Cui Yihui, Yang Yan, Dong Yiyan, Hu Hailan
Center for Neuroscience and Department of Psychiatry of First Affiliated Hospital, Zhejiang University School of Medicine, Hangzhou 310058, China.
NHC and CAMS Key Laboratory of Medical Neurobiology, Zhejiang University, Hangzhou 310058, China.
Cold Spring Harb Symp Quant Biol. 2018;83:141-150. doi: 10.1101/sqb.2018.83.036871. Epub 2019 Feb 4.

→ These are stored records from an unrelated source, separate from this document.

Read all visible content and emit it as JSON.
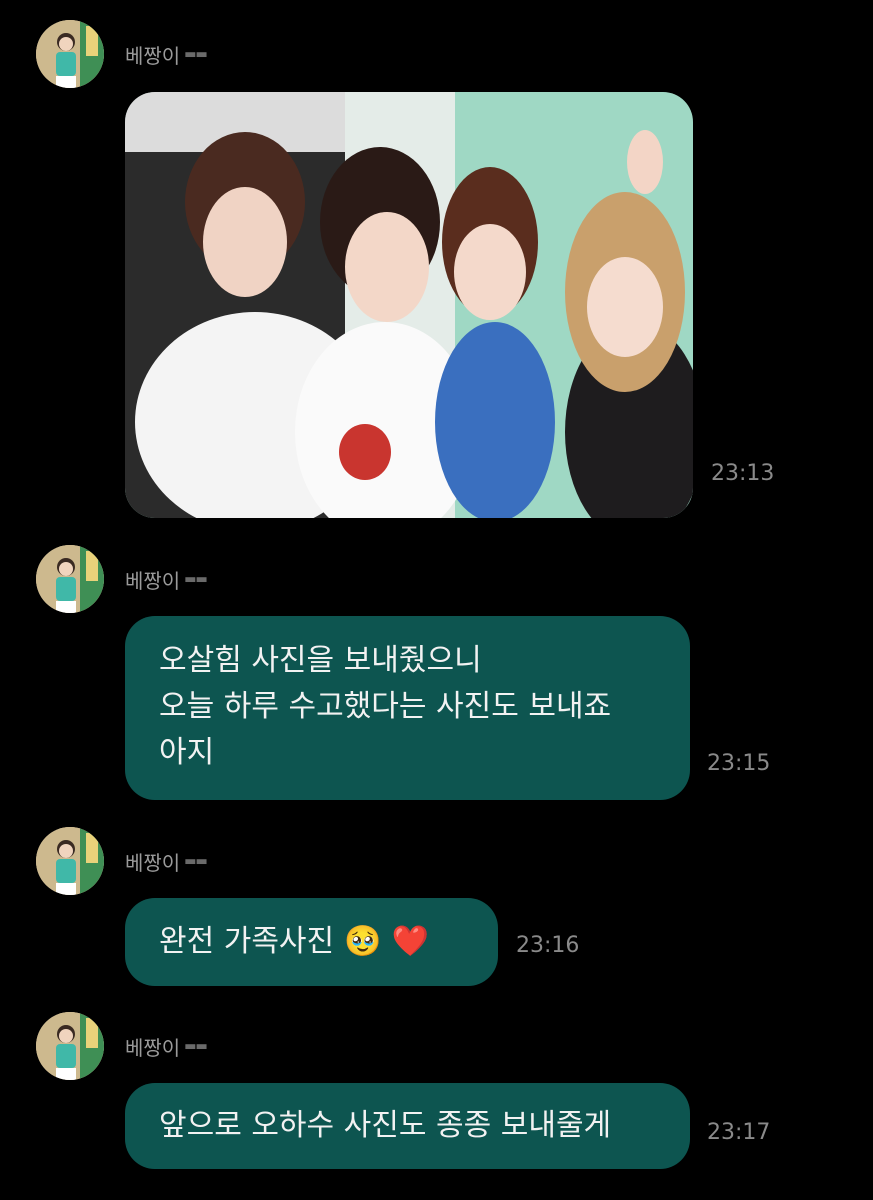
{
  "messages": [
    {
      "sender": "베짱이",
      "sender_suffix": "🕶",
      "type": "image",
      "time": "23:13"
    },
    {
      "sender": "베짱이",
      "sender_suffix": "🕶",
      "type": "text",
      "lines": [
        "오살힘 사진을 보내줬으니",
        "오늘 하루 수고했다는 사진도 보내죠",
        "아지"
      ],
      "time": "23:15"
    },
    {
      "sender": "베짱이",
      "sender_suffix": "🕶",
      "type": "text",
      "text": "완전 가족사진",
      "emojis": [
        "🥹",
        "❤️"
      ],
      "time": "23:16"
    },
    {
      "sender": "베짱이",
      "sender_suffix": "🕶",
      "type": "text",
      "text": "앞으로 오하수 사진도 종종 보내줄게",
      "time": "23:17"
    }
  ],
  "colors": {
    "background": "#000000",
    "bubble": "#0d5550",
    "sender": "#9a9a9a",
    "time": "#8a8a8a"
  }
}
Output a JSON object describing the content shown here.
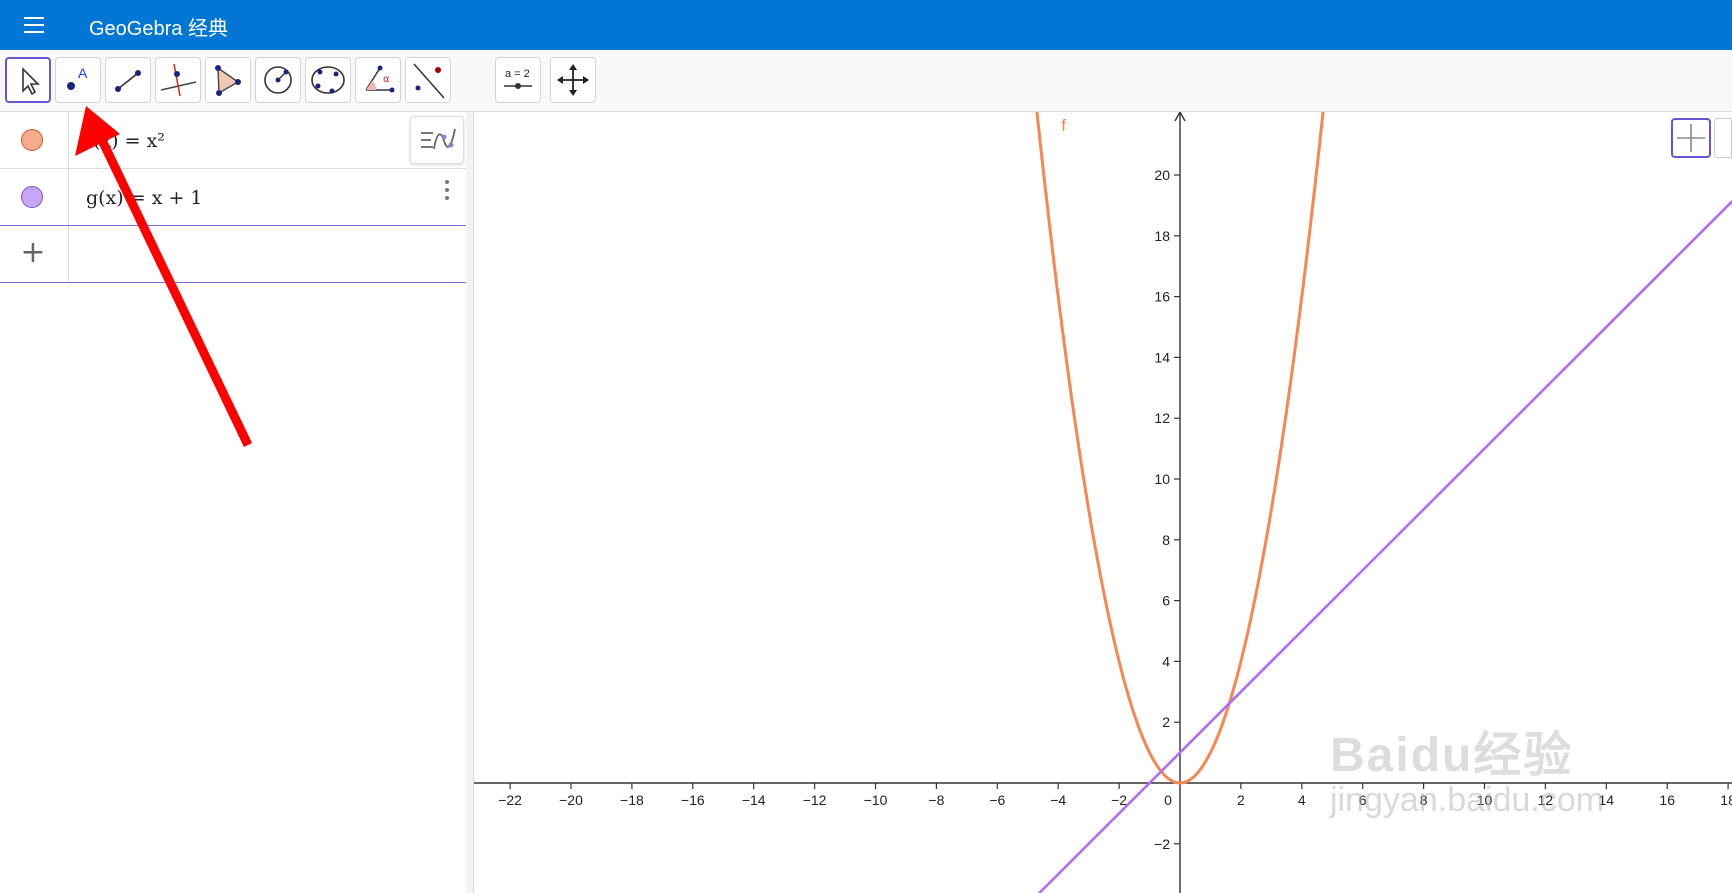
{
  "app": {
    "title": "GeoGebra 经典"
  },
  "toolbar": {
    "tools": [
      {
        "name": "move-tool",
        "active": true
      },
      {
        "name": "point-tool",
        "label": "A"
      },
      {
        "name": "segment-tool"
      },
      {
        "name": "perpendicular-line-tool"
      },
      {
        "name": "polygon-tool"
      },
      {
        "name": "circle-center-point-tool"
      },
      {
        "name": "conic-five-points-tool"
      },
      {
        "name": "angle-tool",
        "label": "α"
      },
      {
        "name": "reflect-tool"
      },
      {
        "name": "slider-tool",
        "label": "a = 2"
      },
      {
        "name": "move-graphics-view-tool"
      }
    ]
  },
  "algebra": {
    "rows": [
      {
        "label": "f(x) = x²",
        "color": "#f7ab8c",
        "border": "#c0602a"
      },
      {
        "label": "g(x) = x + 1",
        "color": "#c6a7f5",
        "border": "#8a4fd6"
      }
    ],
    "input_placeholder": ""
  },
  "graph": {
    "function_label": "f",
    "f_color": "#f7864f",
    "g_color": "#b26cf0",
    "x_ticks": [
      -22,
      -20,
      -18,
      -16,
      -14,
      -12,
      -10,
      -8,
      -6,
      -4,
      -2,
      0,
      2,
      4,
      6,
      8,
      10,
      12,
      14,
      16,
      18
    ],
    "y_ticks": [
      -2,
      2,
      4,
      6,
      8,
      10,
      12,
      14,
      16,
      18,
      20
    ]
  },
  "watermark": {
    "logo": "Baidu经验",
    "url": "jingyan.baidu.com"
  },
  "colors": {
    "header": "#0176d5",
    "accent": "#6557d2",
    "arrow": "#ff0000"
  }
}
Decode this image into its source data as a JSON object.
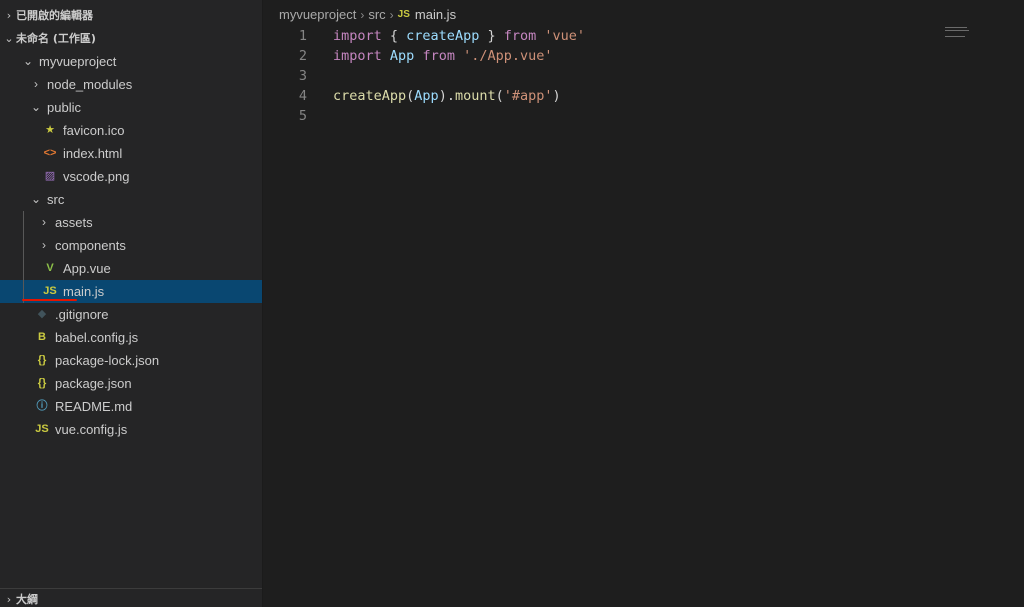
{
  "sidebar": {
    "open_editors_header": "已開啟的編輯器",
    "workspace_header": "未命名 (工作區)",
    "outline_header": "大綱",
    "tree": [
      {
        "label": "myvueproject",
        "chevron": "⌄",
        "icon": "",
        "icon_name": "folder-open"
      },
      {
        "label": "node_modules",
        "chevron": "›",
        "icon": "",
        "icon_name": "folder-closed"
      },
      {
        "label": "public",
        "chevron": "⌄",
        "icon": "",
        "icon_name": "folder-open"
      },
      {
        "label": "favicon.ico",
        "chevron": "",
        "icon": "★",
        "icon_name": "favicon-file-icon",
        "color": "#cbcb41"
      },
      {
        "label": "index.html",
        "chevron": "",
        "icon": "<>",
        "icon_name": "html-file-icon",
        "color": "#e37933"
      },
      {
        "label": "vscode.png",
        "chevron": "",
        "icon": "▨",
        "icon_name": "image-file-icon",
        "color": "#a074c4"
      },
      {
        "label": "src",
        "chevron": "⌄",
        "icon": "",
        "icon_name": "folder-open"
      },
      {
        "label": "assets",
        "chevron": "›",
        "icon": "",
        "icon_name": "folder-closed"
      },
      {
        "label": "components",
        "chevron": "›",
        "icon": "",
        "icon_name": "folder-closed"
      },
      {
        "label": "App.vue",
        "chevron": "",
        "icon": "V",
        "icon_name": "vue-file-icon",
        "color": "#8dc149"
      },
      {
        "label": "main.js",
        "chevron": "",
        "icon": "JS",
        "icon_name": "js-file-icon",
        "color": "#cbcb41",
        "selected": true
      },
      {
        "label": ".gitignore",
        "chevron": "",
        "icon": "◆",
        "icon_name": "git-file-icon",
        "color": "#41535b"
      },
      {
        "label": "babel.config.js",
        "chevron": "",
        "icon": "B",
        "icon_name": "babel-file-icon",
        "color": "#cbcb41"
      },
      {
        "label": "package-lock.json",
        "chevron": "",
        "icon": "{}",
        "icon_name": "json-file-icon",
        "color": "#cbcb41"
      },
      {
        "label": "package.json",
        "chevron": "",
        "icon": "{}",
        "icon_name": "json-file-icon",
        "color": "#cbcb41"
      },
      {
        "label": "README.md",
        "chevron": "",
        "icon": "ⓘ",
        "icon_name": "info-file-icon",
        "color": "#519aba"
      },
      {
        "label": "vue.config.js",
        "chevron": "",
        "icon": "JS",
        "icon_name": "js-file-icon",
        "color": "#cbcb41"
      }
    ]
  },
  "breadcrumb": {
    "project": "myvueproject",
    "folder": "src",
    "file_icon": "JS",
    "file": "main.js"
  },
  "code": {
    "line_numbers": [
      "1",
      "2",
      "3",
      "4",
      "5"
    ],
    "lines": [
      [
        [
          "kw",
          "import"
        ],
        [
          "pun",
          " { "
        ],
        [
          "id",
          "createApp"
        ],
        [
          "pun",
          " } "
        ],
        [
          "kw",
          "from"
        ],
        [
          "pun",
          " "
        ],
        [
          "str",
          "'vue'"
        ]
      ],
      [
        [
          "kw",
          "import"
        ],
        [
          "pun",
          " "
        ],
        [
          "id",
          "App"
        ],
        [
          "pun",
          " "
        ],
        [
          "kw",
          "from"
        ],
        [
          "pun",
          " "
        ],
        [
          "str",
          "'./App.vue'"
        ]
      ],
      [],
      [
        [
          "fn",
          "createApp"
        ],
        [
          "pun",
          "("
        ],
        [
          "id",
          "App"
        ],
        [
          "pun",
          ")."
        ],
        [
          "fn",
          "mount"
        ],
        [
          "pun",
          "("
        ],
        [
          "str",
          "'#app'"
        ],
        [
          "pun",
          ")"
        ]
      ],
      []
    ]
  },
  "colors": {
    "selection": "#094771",
    "keyword": "#c586c0",
    "identifier": "#9cdcfe",
    "function": "#dcdcaa",
    "string": "#ce9178"
  }
}
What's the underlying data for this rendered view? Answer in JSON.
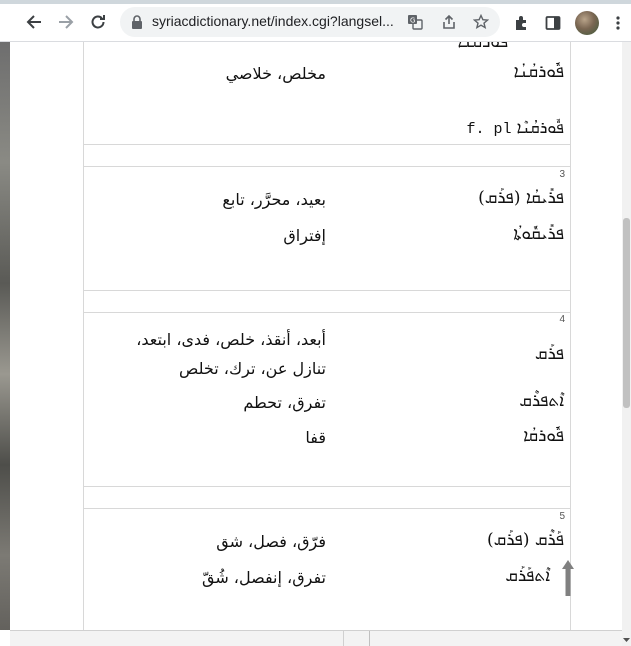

The rapid antidepressant effect of ketamine is arguably one of the most significant advances in the mental health field in the last half century. However, its mechanism of action has remained elusive. Here, we describe our latest discovery on how ketamine blocks -methyl-D-aspartate receptor (NMDAR)-dependent burst firing of an "antireward" center in the brain, the lateral habenula (LHb), to mediate its antidepressant effects. We also discuss a novel structure-function mechanism at the glia-neuron interface to account for the enhanced LHb bursting during depression. These results reveal new molecular targets for the therapeutic intervention of major depression.
氯胺酮的快速抗抑郁作用可以说是过去半个世纪精神健康领域最重要的进展之一。然而,其作用机制一直难以捉摸。在此,我们描述了我们的最新发现,即氯胺酮如何阻断大脑中一个“抗奖赏”中心——外侧缰核(LHb)依赖于N-甲基-D-天冬氨酸受体(NMDAR)的爆发式放电,以介导其抗抑郁作用。我们还讨论了神经胶质细胞与神经元界面处一种新的结构-功能机制,以解释抑郁症期间LHb爆发式放电增强的原因。这些结果揭示了重度抑郁症治疗干预的新分子靶点。